SurvivorNet: A multi-cancer early detection blood test is gaining popularity, but how likely is it to come to fruition?
Dr. Bunnell: I think that’s going to require very large clinical trials to demonstrate the value of these sort of multi-cancer detection tests. I think there’s tremendous promise in being able to do a blood test and pick up cancers very early or even in a pre-cancerous state, in which we can actually prevent the development of those cancers. You have to make sure that those tests are really bringing value and adding improvements in survival, which is going to require very large clinical trials to do that.
SurvivorNet: On the flip side of that what about over-treatment?
Dr. Bunnell: That is absolutely correct. We need to make sure that those tests are not picking up cancers that will never be relevant in a person’s life. It’s finding that way in which you’re able to intervene in a way that actually improves quality of life, improves survival, and doesn’t result in unnecessary treatments for cancers that never would’ve been relevant.
SurvivorNet: So it is safe to say we have a ways to go before we have a multi-cancer detection type blood test?
Dr. Bunnell: Absolutely. And we have the ability to get there, but we’ll never get there unless we have the sort of focus and funding that something like moonshot provides.
SurvivorNet: And for our final question, do you see yourselves at Dana-Farber as an important part of the global cancer education for the country?

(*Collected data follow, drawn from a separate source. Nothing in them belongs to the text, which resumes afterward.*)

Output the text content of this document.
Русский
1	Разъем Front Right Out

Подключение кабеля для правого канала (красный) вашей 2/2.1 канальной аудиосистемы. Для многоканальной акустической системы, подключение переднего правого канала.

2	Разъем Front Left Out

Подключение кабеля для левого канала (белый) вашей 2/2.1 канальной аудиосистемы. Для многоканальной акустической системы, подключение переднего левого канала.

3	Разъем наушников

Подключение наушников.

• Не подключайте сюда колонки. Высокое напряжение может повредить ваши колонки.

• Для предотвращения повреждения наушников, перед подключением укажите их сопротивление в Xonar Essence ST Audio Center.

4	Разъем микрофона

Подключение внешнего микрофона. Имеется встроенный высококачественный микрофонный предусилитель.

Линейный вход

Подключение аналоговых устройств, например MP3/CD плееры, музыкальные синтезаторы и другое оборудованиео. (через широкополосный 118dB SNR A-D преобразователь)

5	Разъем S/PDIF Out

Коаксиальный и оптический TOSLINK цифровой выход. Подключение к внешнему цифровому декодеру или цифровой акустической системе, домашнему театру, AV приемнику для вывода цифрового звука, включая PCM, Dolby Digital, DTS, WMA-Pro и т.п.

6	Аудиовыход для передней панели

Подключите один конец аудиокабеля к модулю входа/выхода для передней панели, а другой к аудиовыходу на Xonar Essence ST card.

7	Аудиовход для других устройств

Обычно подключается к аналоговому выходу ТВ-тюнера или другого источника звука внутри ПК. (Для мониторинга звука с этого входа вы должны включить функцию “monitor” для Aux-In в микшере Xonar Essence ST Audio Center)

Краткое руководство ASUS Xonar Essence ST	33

Dr. Bunnell: Yes, absolutely. An example of that would be we have created a clinical pathway system that is actually something that is exportable to other centers so that they can actually take a particular patient and go through this computer-based algorithm to understand both, what are all of the options that are available, but what’s the right option at this time for this particular patient and based on the best literature, the most up to date literature that’s there.
Those are the sorts of systems we need in order to help support oncologists across the country, but particularly oncologists who are in the community. I’m a breast medical oncologist. All I do is treat breast cancer. For an oncologist in the community they are treating breast cancer, colon cancer, rectal cancer, lung cancer and it’s very hard to know the most up to date literature in every single cancer that’s out there, and so ways that we can create a system to support them is really important.